In other respects Paul doesn’t strike one as such a bright guy, either.  His abhorrence of the regime’s anti-Jewish policies appears to have emerged only after a friend suffered from it, and he’s apparently surprised by the document’s mention of the concept of “Living Space,” although Hitler had been espousing the idea for more than a decade before 1938.

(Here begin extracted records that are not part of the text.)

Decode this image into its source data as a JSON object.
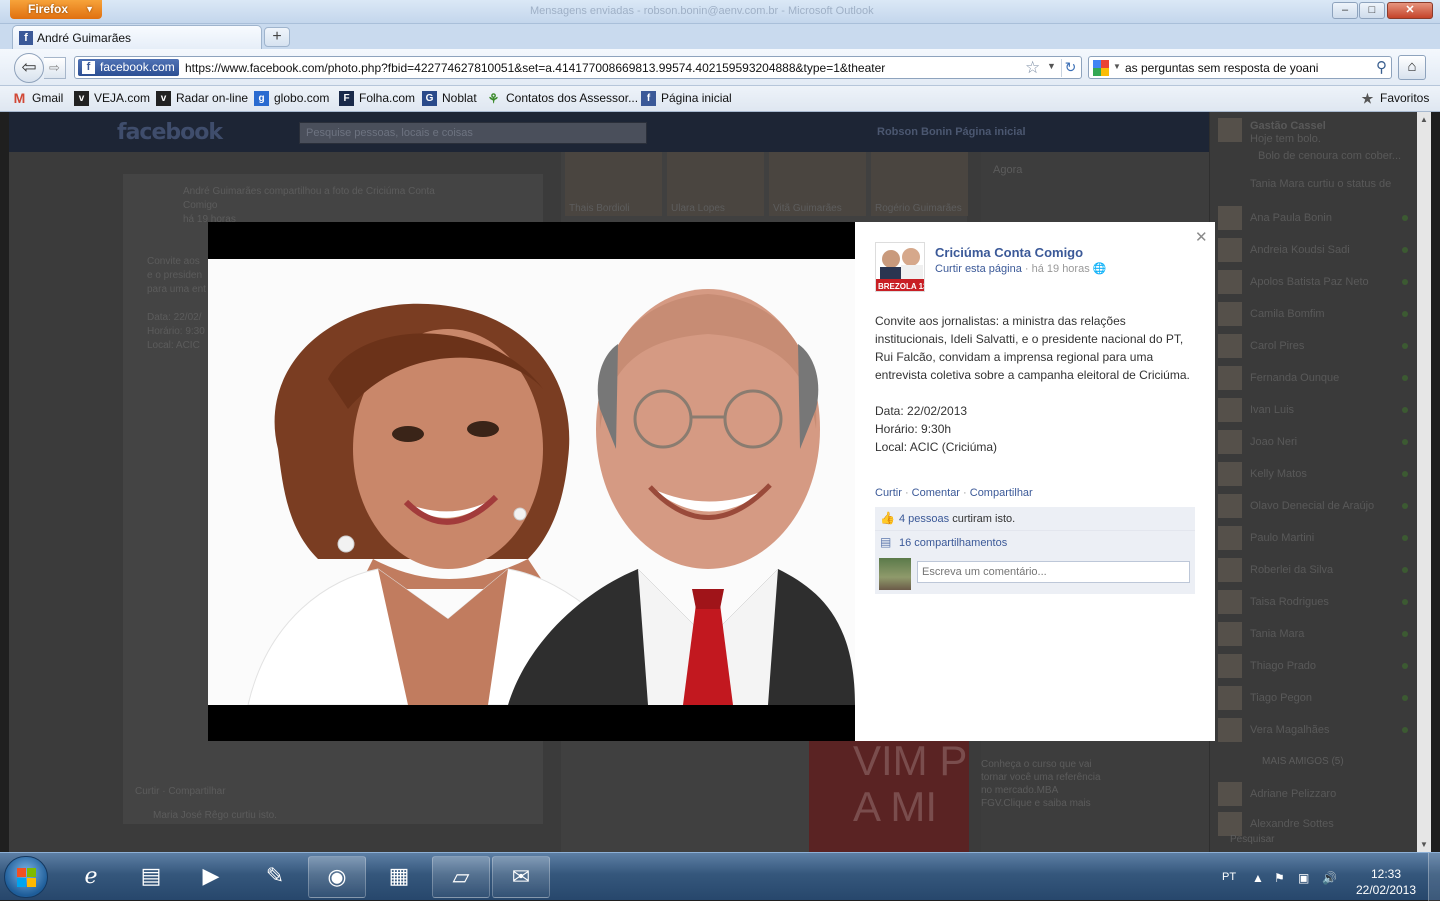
{
  "browser": {
    "app_button": "Firefox",
    "window_title": "Mensagens enviadas - robson.bonin@aenv.com.br - Microsoft Outlook",
    "tab": {
      "title": "André Guimarães",
      "new_tab": "+"
    },
    "url": {
      "site_identity": "facebook.com",
      "address": "https://www.facebook.com/photo.php?fbid=422774627810051&set=a.414177008669813.99574.402159593204888&type=1&theater"
    },
    "search": {
      "query": "as perguntas sem resposta de yoani"
    },
    "bookmarks": [
      "Gmail",
      "VEJA.com",
      "Radar on-line",
      "globo.com",
      "Folha.com",
      "Noblat",
      "Contatos dos Assessor...",
      "Página inicial"
    ],
    "favorites_label": "Favoritos"
  },
  "facebook_bg": {
    "logo": "facebook",
    "search_placeholder": "Pesquise pessoas, locais e coisas",
    "user": "Robson Bonin  Página inicial",
    "feed_author": "André Guimarães compartilhou a foto de Criciúma Conta",
    "feed_author2": "Comigo",
    "feed_time": "há 19 horas",
    "feed_snippets": [
      "Convite aos",
      "e o presiden",
      "para uma ent",
      "Data: 22/02/",
      "Horário: 9:30",
      "Local: ACIC"
    ],
    "feed_actions": "Curtir · Compartilhar",
    "feed_like": "Maria José Rêgo curtiu isto.",
    "friends": [
      "Thais Bordioli",
      "Ulara Lopes",
      "Vitã Guimarães",
      "Rogério Guimarães"
    ],
    "ticker_label": "Agora",
    "ad_words": [
      "VIM P",
      "A MI"
    ],
    "ad_text": "Conheça o curso que vai tornar você uma referência no mercado.MBA FGV.Clique e saiba mais"
  },
  "chat": {
    "top": [
      {
        "name": "Gastão Cassel",
        "status": "Hoje tem bolo.",
        "extra": "Bolo de cenoura com cober..."
      },
      {
        "name": "Tania Mara curtiu o status de"
      }
    ],
    "friends": [
      "Ana Paula Bonin",
      "Andreia Koudsi Sadi",
      "Apolos Batista Paz Neto",
      "Camila Bomfim",
      "Carol Pires",
      "Fernanda Ounque",
      "Ivan Luis",
      "Joao Neri",
      "Kelly Matos",
      "Olavo Denecial de Araújo",
      "Paulo Martini",
      "Roberlei da Silva",
      "Taisa Rodrigues",
      "Tania Mara",
      "Thiago Prado",
      "Tiago Pegon",
      "Vera Magalhães"
    ],
    "more_label": "MAIS AMIGOS (5)",
    "more_friends": [
      "Adriane Pelizzaro",
      "Alexandre Sottes"
    ],
    "search_label": "Pesquisar"
  },
  "theater": {
    "page_name": "Criciúma Conta Comigo",
    "avatar_label": "BREZOLA 13",
    "like_page": "Curtir esta página",
    "time": "há 19 horas",
    "post_paragraph": "Convite aos jornalistas: a ministra das relações institucionais, Ideli Salvatti, e o presidente nacional do PT, Rui Falcão, convidam a imprensa regional para uma entrevista coletiva sobre a campanha eleitoral de Criciúma.",
    "date_line": "Data: 22/02/2013",
    "time_line": "Horário: 9:30h",
    "place_line": "Local: ACIC (Criciúma)",
    "actions": {
      "like": "Curtir",
      "comment": "Comentar",
      "share": "Compartilhar"
    },
    "likes_link": "4 pessoas",
    "likes_suffix": "curtiram isto.",
    "shares": "16 compartilhamentos",
    "comment_placeholder": "Escreva um comentário..."
  },
  "taskbar": {
    "language": "PT",
    "time": "12:33",
    "date": "22/02/2013"
  }
}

Still, Hartmann emerges as a heroic figure, especially because Niewöhner’s performance is so committed, if sometimes overwrought.  By contrast Legat is pretty much a callow clod, whose personality is defined by the fact that he’s torn between his dedication to his job and his family.  (His wife Pamela, played by Jessica Brown Findlay, complains shrilly that he’s neglecting her and their son.  She’s but one of the female characters who are treated as pretty negligible, even when they prove decidedly heroic.)  MacKay, who’s proven his mettle in “1917,” “True History of the Kelly Gang” and “Wolf,” is simply drab here, unaided by Schwochow’s flat direction, which also affects the whole of the supporting cast and the picture’s leaden pacing (the plodding editing is by Jens Klüber).

“The Edge of War” is a handsome film, nicely shot by Frank Lamm in some impressive locations.  The production design by Tim Pannen and costumes by Frauke Firl are both estimable, as is Isobel Waller-Bridge’s imposing score.

But though its portrayal of Chamberlain is admirably provocative, it’s not only because the outcome is foreordained that the film is so lacking in suspense and emotional resonance.